Global cooperation between organizations would be required to be most effective, to garner the greatest amount of free publicity on social media and traditional media channels, and to attract the most funding from the widest number of sources.


  • Global press and public recognition of the importance of life jackets, at no cost to the drowning prevention field.
  • Global press and public recognition that drowning is an issue, at no cost to the drowning prevention field.
  • Removing life jackets from beach would be perceived to be of environmental benefit and of humanitarian benefit to the recipients, while remaining (necessarily) politically neutral on the issues of refugees and Syria.
  • Strengthen data on life jacket usage and community education efforts – target a few communities in a range of countries and assess attitudes about life jacket usage before and after life jackets are provided. Assess effectiveness of different educational programs. Experiment with providing life jackets both free or at a low cost to see if the perceived value is reflected in usage. Observe any unintentional outcomes, such as a greater overall awareness of water safety, particularly in children.


  • Funding requirements – Trained staff to identify good quality life jackets; transportation to other countries; disposal of life jackets which can not be reused or recycled; cleaning and sanitizing of life jackets; distribution of life jackets, including development and implementation of community education programs. Possible funding could be gained through grants, private donations, government funding for environmental clean-up and aid to indigenous peoples; research grants for injury prevention; and social media ‘GoFundMe’ type campaigns targeting those with an interest in environmental issues, refugees, and drowning prevention which would further engage the public.
  • Government permission – Permission would be required to export the life jackets and to import them into other countries.
  • Transmission of disease – It would be necessary to work with the WHO, the Greek Center for Disease Control, and other national health services to ensure that the life jackets were appropriately sanitized prior to transport to eliminate any chance of disease or pest transmission.

Potential Partners:

  • Reduce – Environmental groups – clean up the beach and the ocean by reusing and recycling the life jackets. Nylon fabric can take 30-40 years to decompose. The plastic foam inside life jackets can hundreds of years to decompose. If the discarded life jackets are swept to sea they may further endanger sea life.
  • Reuse – Drowning prevention organizations globally with existing programs and relationships to distribute life jackets.
  • Recycle – Informal groups are beginning to up-cycle the life jackets into backpacks and temporary shelters, but undoubtedly indiscriminately, not having the expertise to tell a good life jacket from a poorly made life jacket. We could partner with these groups to identify and recycle the poorly made jackets while diverting the good quality jackets for donation.

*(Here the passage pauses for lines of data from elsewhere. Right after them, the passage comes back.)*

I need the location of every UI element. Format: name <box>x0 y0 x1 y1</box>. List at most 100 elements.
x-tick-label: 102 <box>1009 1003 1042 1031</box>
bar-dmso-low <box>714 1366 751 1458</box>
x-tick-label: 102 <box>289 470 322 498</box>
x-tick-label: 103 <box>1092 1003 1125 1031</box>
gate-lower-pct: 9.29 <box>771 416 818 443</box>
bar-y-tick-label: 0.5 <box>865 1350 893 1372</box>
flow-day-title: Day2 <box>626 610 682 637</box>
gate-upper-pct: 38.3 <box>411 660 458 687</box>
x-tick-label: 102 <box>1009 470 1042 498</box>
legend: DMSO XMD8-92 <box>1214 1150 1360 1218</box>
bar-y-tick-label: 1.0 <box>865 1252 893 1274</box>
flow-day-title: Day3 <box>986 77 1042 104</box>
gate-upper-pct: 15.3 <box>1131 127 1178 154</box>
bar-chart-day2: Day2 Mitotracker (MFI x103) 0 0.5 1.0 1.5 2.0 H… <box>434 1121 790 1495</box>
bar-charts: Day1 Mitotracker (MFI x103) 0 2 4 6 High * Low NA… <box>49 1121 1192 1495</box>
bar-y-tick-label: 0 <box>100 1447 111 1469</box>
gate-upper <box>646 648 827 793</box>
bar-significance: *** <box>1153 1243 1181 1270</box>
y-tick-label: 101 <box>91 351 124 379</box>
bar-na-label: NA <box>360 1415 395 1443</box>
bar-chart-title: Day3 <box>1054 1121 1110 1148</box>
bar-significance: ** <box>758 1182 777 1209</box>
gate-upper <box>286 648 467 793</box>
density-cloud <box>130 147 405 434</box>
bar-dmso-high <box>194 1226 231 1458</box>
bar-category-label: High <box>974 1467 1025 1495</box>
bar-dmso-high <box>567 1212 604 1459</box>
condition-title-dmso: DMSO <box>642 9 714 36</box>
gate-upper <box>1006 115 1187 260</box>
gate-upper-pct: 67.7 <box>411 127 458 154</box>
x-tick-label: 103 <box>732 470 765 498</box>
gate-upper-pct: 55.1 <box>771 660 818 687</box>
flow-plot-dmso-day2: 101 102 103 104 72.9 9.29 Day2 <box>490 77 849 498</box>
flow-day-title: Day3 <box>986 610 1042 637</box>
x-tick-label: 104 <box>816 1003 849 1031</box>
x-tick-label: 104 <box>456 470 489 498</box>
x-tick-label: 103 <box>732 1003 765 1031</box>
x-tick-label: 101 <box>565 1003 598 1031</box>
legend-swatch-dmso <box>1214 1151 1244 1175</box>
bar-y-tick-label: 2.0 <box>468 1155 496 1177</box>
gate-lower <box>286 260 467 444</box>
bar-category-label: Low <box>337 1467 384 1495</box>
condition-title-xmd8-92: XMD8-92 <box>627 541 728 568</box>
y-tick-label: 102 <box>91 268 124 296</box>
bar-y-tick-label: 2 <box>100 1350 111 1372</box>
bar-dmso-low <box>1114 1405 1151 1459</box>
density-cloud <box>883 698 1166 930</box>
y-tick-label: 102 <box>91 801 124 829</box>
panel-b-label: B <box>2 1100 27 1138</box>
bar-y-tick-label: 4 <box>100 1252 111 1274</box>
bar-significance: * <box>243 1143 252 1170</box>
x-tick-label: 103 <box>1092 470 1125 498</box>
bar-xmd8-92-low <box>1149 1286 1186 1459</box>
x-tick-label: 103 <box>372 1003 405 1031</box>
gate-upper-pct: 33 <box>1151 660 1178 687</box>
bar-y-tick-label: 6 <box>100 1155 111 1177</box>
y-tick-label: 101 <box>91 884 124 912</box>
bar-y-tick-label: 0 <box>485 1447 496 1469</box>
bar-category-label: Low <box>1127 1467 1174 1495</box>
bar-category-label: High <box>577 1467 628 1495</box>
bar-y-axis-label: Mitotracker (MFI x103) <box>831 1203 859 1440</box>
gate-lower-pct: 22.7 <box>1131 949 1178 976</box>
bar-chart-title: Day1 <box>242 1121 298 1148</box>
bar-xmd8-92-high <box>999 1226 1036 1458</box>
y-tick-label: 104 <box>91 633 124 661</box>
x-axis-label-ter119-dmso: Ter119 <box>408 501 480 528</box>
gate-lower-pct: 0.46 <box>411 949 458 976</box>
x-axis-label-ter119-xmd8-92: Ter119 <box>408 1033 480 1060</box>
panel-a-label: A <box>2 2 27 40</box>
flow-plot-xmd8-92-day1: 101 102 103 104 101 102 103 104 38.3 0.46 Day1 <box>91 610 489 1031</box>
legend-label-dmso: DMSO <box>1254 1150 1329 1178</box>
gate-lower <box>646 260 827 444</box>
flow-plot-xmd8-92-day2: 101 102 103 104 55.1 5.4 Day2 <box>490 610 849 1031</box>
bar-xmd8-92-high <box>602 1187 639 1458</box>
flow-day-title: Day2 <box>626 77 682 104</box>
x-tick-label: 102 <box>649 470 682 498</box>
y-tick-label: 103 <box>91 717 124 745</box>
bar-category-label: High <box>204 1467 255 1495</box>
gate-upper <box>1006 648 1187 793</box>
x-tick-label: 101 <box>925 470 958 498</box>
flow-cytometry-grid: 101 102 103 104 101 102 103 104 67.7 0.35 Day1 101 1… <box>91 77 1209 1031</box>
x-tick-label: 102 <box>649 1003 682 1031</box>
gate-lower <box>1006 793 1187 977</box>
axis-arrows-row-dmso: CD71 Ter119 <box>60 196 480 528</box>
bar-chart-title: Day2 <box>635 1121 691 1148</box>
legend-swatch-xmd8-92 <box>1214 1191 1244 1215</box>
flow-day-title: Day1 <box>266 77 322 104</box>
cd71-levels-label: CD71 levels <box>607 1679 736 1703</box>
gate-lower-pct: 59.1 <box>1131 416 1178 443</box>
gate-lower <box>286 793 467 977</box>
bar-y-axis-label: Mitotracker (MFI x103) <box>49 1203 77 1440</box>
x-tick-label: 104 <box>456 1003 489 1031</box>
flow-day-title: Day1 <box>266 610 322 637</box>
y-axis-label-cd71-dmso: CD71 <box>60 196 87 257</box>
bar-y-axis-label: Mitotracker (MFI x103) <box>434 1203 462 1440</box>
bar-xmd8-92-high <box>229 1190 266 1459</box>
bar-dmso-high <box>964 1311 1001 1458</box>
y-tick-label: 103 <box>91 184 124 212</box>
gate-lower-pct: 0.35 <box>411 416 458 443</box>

The life jackets aren’t going away on their own, just as drowning will not go away on it’s own. Given the current Greek economic crisis, that government does not have the ability to deal with the mountain of life jackets. According to the United Nations, many of the world’s poorest people depend on fish for nutrition and fishing for income. Dealing with the abandoned life jackets will not solve the issue of fishermen drowning globally any more than it will solve a debt crisis or the conditions which create a flood of refugees, but it does provide us with an unprecedented opportunity to make a statement and to make a difference. Are we capable of the big gesture?